Уже выходя, она как-то воровато взяла сверток, что оставила при входе.
— А это что? — вновь командирские нотки в тоне Малцага.
— Еда, сок, — явно повинен ее голос, — но они тебе, слава Богу, уже не нужны.
— Небось твое зелье? Ха-ха-ха! — ее провожает все тот же дерзкий Малцаг. — Если вкусно, оставь, я голоден, как волк, — и буквально выхватив у нее сверток: — ха-ха, подыхать не собираюсь, я любить тебя хочу. Может, еще останешься?
Она уходила, когда солнце начинало припекать. Малцаг провожал ее взглядом через окно. Это была не та Шадома, что до рассвета припорхнула ласточкой к нему: по двору, медленно, как старуха, качаясь, двигалась лишь сплошная, черная, как колдовство, безжизненная тень. Осталась ли любовь в его сердце? Неизвестно. Известно лишь то, что он представлял, как она вынуждена будет вновь ублажать людей Тамерлана, и от этого столько ненависти собралось в нем, что для любви там место вряд ли осталось. Хотя, как знать? Ибо и после ее ухода он, конечно, не как прежде, да все думал о ней, жалел, тосковал, ценил и уважал. Жена?! По-видимому, нет, скорее, очень близкий человек, друг и даже где-то соратник. А если так, то, как постановила Шадома, он — воин, в данном случае, командир, и ему действительно приличествует не любовные шашни разводить, а думать о побеге.
Хотя Малцаг и воин, он понимает, что плененный воин, знает, где и как находится. И вроде пользовался он всегда для входа и выхода общей калиткой, но при этом дислокацию хорошо изучил. Его дом, точнее бывший дом Шадомы, который теперь принадлежит администратору «Сказки Востока», — угловой: это и хорошо, и плохо. С третьей стороны живет зажиточный человек и там, к забору, гаремная территория. Через нее не пройдешь: вероятно, охрана. А вот если там где-либо спрятаться, то никто не найдет и не догадается искать. Так это не проход, это тупик.
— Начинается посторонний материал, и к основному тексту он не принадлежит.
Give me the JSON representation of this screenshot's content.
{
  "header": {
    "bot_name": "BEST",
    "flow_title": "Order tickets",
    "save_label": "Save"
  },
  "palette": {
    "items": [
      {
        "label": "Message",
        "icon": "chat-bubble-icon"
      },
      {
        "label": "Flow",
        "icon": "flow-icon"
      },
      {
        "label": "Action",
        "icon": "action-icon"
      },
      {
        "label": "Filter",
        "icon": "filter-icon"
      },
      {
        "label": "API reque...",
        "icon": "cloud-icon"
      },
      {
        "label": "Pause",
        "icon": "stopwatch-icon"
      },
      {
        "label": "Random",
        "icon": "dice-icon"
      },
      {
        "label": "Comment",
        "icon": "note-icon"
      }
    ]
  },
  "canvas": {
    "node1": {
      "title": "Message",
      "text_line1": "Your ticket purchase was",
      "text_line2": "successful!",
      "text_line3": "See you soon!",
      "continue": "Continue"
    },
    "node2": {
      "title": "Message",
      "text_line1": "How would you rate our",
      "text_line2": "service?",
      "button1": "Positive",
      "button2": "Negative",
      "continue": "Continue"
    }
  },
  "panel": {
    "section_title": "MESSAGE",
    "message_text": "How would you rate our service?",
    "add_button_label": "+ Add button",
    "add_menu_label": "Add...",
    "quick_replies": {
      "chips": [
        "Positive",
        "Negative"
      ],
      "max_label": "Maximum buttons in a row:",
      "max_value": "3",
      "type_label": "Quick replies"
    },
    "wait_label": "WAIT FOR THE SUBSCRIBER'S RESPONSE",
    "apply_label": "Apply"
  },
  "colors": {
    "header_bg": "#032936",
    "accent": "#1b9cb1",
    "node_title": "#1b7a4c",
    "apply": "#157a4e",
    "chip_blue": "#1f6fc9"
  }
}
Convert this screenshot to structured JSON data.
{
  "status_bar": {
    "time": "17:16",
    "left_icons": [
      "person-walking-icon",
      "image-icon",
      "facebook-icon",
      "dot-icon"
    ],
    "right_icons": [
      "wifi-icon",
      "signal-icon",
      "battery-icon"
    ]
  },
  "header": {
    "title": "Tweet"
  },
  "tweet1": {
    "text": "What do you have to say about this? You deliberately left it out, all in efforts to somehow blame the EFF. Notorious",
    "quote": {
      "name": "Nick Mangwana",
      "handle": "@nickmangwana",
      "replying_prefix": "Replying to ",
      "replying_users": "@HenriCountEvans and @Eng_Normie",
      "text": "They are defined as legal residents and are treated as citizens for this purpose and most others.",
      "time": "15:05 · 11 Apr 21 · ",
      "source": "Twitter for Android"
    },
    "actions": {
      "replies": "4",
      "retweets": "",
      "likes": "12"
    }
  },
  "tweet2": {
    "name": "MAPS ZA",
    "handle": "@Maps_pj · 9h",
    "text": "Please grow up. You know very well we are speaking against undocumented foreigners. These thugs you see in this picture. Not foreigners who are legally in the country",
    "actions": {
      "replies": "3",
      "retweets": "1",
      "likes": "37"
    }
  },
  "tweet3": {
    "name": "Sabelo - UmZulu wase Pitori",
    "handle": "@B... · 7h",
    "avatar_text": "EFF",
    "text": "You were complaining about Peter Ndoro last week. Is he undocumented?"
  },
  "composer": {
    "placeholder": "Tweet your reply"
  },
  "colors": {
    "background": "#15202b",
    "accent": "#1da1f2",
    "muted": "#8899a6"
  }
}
А вот с четвертой частью повезло. Эту территорию арендуют какие-то торговцы. Они то заваливают двор тюками, то он пустой, и люд здесь постоянно меняется, как на постоялом дворе. Оттого и огромные привязные собаки уже на людей не реагируют, лишь на кошек и крыс. Но Малцаг их на всякий случай порою подкармливает: надежным должен быть обходной путь.
Так это не все — есть еще колодец. Вначале Малцаг думал, что это артезианский колодец. Но выяснилось, что колодец неглубокий, и вода в нем периодически поступает и медленно убывает. Оказывается, в каждом квартале города есть емкость, которую раз в неделю водовозы наполняют водой, и она по подземным каналам растекается по дворам.
У этого крайнего, по замыслу Малцага, хода большой недостаток: каналы узкие, он с трудом пролезает, и, главное, если в систему только влили воду, то этот путь непреодолим.